Чтэры служачкі да Пятруся слала,
А за пятым разам сама паехала.
— Пакінь, Пятрусю, у поле араці,
Няма пана дома, будзем начаваці...
Голос пана Агалинского делался все громче, надрывней, больше похожим на плач.
— Выглянула пані з новага пакою,
Убачыла пана на вараным коню.
— Уцякай, Пятрусю, уцякай, сардэнька,
Бо ўжэ пан прыехаў — будзе нам цяжэнька.
Узялі Пятруся ды пад белы рукі,
Павялі Пятруся на вечны мукі.
— Пакажы, Пятрусю, пакажы жупаны,
Што падаравала вяльможная пані.
Пакажы, Пятрусю, пакажы пярсцені,
Што падаравала вяльможна ў пасцелі.
Білі Пятруся чатыры гадзіны,
Упаўнялі сабе, што Пятрусь няжывы...
Пан Агалинский прекратил стучать по столешнице, голова его с прилипшим ко лбу потным рыжим чубом свесилась, последние слова песни прозву чали почти шепотом:
— Вяльможна ідзе, яго матка хліпе...
— Не плач, матка, не плач, бо я сама плачу,
Я за тваім сынам панства, жыцце трачу...
Ды яшчэ Пятруся ў дол не апусцілі —
Па вяльможнай пані званы зазванілі...
Лёдник уткнулся головой в сложенные на столе руки, будто хотел спрятаться. Напротив в такой же позе застыл пан Гервасий. В помещении установилось молчание, как на кладбище, наполненное болью и непоправимостью.
— У нее были такие легкие, непослушные волосы. — шептал пан Агалинский будто сам себе. — Казалось, в них живет ветерок. А когда она улыбалась, верхняя губа приподнималась так смешно. Так беззащитно. Если бы я был старшим братом, она была бы моей. И улыбалась намного, намного чаще. Я бы высушивал каждую ее слезинку губами. Ты помнишь улыбку пани Галены, доктор?

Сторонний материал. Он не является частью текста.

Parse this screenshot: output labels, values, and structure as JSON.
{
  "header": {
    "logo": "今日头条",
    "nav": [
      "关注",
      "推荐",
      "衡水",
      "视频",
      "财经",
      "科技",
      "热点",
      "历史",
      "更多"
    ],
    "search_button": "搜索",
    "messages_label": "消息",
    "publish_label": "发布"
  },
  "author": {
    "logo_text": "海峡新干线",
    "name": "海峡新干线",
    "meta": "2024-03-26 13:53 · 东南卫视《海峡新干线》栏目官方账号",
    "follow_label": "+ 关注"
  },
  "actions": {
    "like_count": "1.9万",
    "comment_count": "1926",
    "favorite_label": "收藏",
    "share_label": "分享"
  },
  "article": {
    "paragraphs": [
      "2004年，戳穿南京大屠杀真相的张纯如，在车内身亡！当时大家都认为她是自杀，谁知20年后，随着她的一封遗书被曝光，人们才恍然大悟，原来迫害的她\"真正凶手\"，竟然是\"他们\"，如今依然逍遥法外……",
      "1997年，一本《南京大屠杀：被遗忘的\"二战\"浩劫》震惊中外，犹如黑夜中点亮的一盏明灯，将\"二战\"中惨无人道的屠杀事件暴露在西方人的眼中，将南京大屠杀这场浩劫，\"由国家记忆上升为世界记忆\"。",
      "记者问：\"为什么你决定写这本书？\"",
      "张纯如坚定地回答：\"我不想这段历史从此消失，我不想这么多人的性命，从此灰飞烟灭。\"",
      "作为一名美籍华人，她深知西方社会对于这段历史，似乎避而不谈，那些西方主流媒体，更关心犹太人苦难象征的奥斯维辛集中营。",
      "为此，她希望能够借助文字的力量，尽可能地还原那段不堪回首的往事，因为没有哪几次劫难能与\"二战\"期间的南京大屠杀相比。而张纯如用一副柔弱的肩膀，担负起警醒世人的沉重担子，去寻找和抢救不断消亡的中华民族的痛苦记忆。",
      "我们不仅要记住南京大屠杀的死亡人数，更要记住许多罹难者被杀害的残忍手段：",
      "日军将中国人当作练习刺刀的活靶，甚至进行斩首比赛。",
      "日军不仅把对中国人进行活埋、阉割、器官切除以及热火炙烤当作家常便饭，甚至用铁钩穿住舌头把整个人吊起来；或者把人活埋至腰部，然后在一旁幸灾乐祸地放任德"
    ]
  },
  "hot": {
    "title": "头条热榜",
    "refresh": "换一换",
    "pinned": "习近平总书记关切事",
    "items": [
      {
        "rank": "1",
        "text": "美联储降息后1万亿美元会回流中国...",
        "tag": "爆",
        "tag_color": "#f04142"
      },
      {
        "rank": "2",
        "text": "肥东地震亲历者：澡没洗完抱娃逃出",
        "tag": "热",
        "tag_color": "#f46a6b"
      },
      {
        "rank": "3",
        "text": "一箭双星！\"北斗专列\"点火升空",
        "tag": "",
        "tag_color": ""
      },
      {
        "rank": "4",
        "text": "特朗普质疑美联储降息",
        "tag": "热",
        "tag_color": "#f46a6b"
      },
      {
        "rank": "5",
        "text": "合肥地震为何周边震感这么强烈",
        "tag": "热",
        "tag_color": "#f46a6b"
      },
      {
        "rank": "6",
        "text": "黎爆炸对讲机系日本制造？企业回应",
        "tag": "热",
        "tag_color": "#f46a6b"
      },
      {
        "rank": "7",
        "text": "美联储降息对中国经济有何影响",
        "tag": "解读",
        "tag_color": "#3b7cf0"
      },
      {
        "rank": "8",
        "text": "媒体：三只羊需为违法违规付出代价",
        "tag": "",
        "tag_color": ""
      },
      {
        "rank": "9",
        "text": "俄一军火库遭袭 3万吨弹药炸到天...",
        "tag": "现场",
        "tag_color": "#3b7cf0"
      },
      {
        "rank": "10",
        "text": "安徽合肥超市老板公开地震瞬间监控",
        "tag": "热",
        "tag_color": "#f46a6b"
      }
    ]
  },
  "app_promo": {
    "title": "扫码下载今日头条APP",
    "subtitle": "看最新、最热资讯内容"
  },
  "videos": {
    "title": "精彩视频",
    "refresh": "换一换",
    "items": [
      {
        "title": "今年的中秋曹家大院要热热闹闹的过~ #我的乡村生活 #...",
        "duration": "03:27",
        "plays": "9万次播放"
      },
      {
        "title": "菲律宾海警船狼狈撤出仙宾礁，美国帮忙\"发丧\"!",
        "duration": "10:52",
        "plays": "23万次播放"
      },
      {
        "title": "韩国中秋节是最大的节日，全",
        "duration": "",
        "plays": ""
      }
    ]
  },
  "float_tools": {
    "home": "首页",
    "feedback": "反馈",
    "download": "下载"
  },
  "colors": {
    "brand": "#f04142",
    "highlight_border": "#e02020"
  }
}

— Я помню, как улыбается моя Саломея. — шептал Лёдник, которого, что предсказуемо, разобрало еще сильнее, чем собеседника. — Когда она улыбается, на ее левой щеке образуется ямочка. А волосы у нее темные, тяжелые, блестящие. Когда пропускаешь их сквозь пальцы, кажется, что проскальзывает шелк.
— Я все равно тебя убью. — пробормотал пан Гервасий. И оба окончательно провалились в пьяное забытье.
А Прантиш обрадовался в душе своей, что никто из попутчиков не вспомнил паненку Полонею Богинскую.
Потому что, когда она улыбается, не по-светски, а по-настоящему, искренне, ее носик так мило приподнимается, а в глазах такие шаловливые искорки. И левый уголок розовых губ немного выше правого, и нужно быть слепым, чтобы не влюбиться за одну эту улыбку.
И качала всех их, влюбленных счастливо и несчастливо, жертв и палачей, деревянная «Святая Бригитта», как букашек качает сухой листик, который слетел на речную струю. И бился в мокрых парусах ветер, и не было в этот час безопасной пристани.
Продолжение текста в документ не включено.